Valérie Haumont : Vous avez eu l’idée de faire un assemblage de toile, pourquoi ?

C’line Arts : C’est très simple, comme tous les artistes, j’aime bien m’exprimer. Le problème est que je n’aime pas être coincée dans les angles, les limites.

Et quand on est artiste, on n’aime pas le mot fin.

Nous, lorsque l’on vous livre les toiles, elles sont terminées, c’est-à-dire qu’elles vont avoir leur histoire avec vous, mais avant elles ont leur histoire avec nous. Quand on y travaille, on n’a forcément pas envie que cela se termine, il y a une espèce de lien qui se développe et de fait j’ai pensé que le fait de faire un assemblage de toiles asymétriques, il n’y a pas de fin absolue. Sur le lion, j’ai estimé que c’était abouti mais que si je le souhaite, je peux continuer l’histoire… un nouveau chapitre

Valérie Haumont : Vous avez terminé ce thème par votre exposition, avez-vous un nouveau thème en tête ?

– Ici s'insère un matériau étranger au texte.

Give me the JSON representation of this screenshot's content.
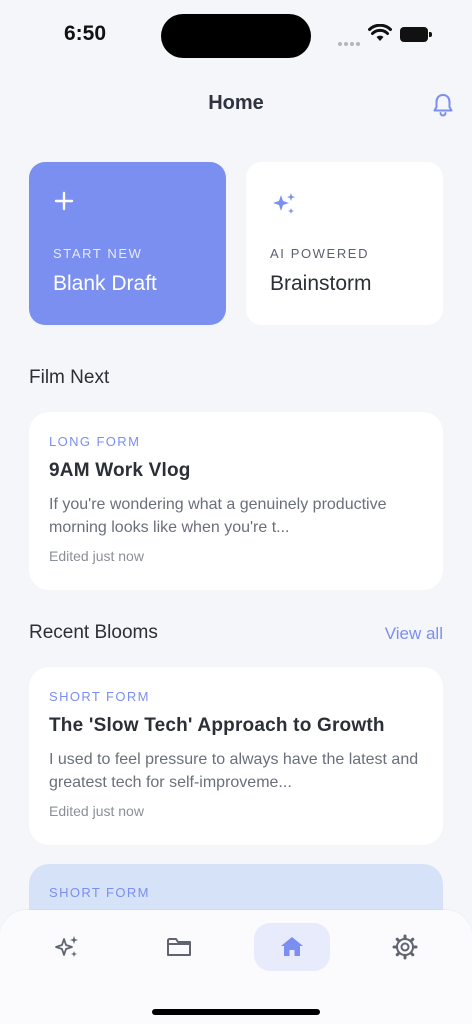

C’line Arts : J’en ai plusieurs. J’aime faire des essais. J’hésite entre deux choix sur l’amour maternel car même les félins et même les prédateurs expriment leur amour, qu’on retrouve dans la série « pure ».

Je voudrais me pencher sur les couples ; après j’ai envie de quelque chose de beaucoup moins coloré mais de l’autre moins blanc, comme pour le lion.

J’ai envie de retourner dans le fond noir mais avec une opposition un peu mécanique. Faire une opposition des douceurs des couples d’animaux, avec des fonds noirs et formes dorées et un peu argentées.

Exposition Les animaux Fabuleux

À découvrir jusqu’au 17 décembre 2018, au restaurant le W, 9 square de la couronne à Nîmes. 7 j/7 de 11 heures à 1 heure du matin.

NDLR  hyperréalisme : Courant artistique (peinture, sculpture) né aux États-Unis à la fin des années 1960, caractérisé par un rendu minutieux de la réalité inspiré d’images photographiques.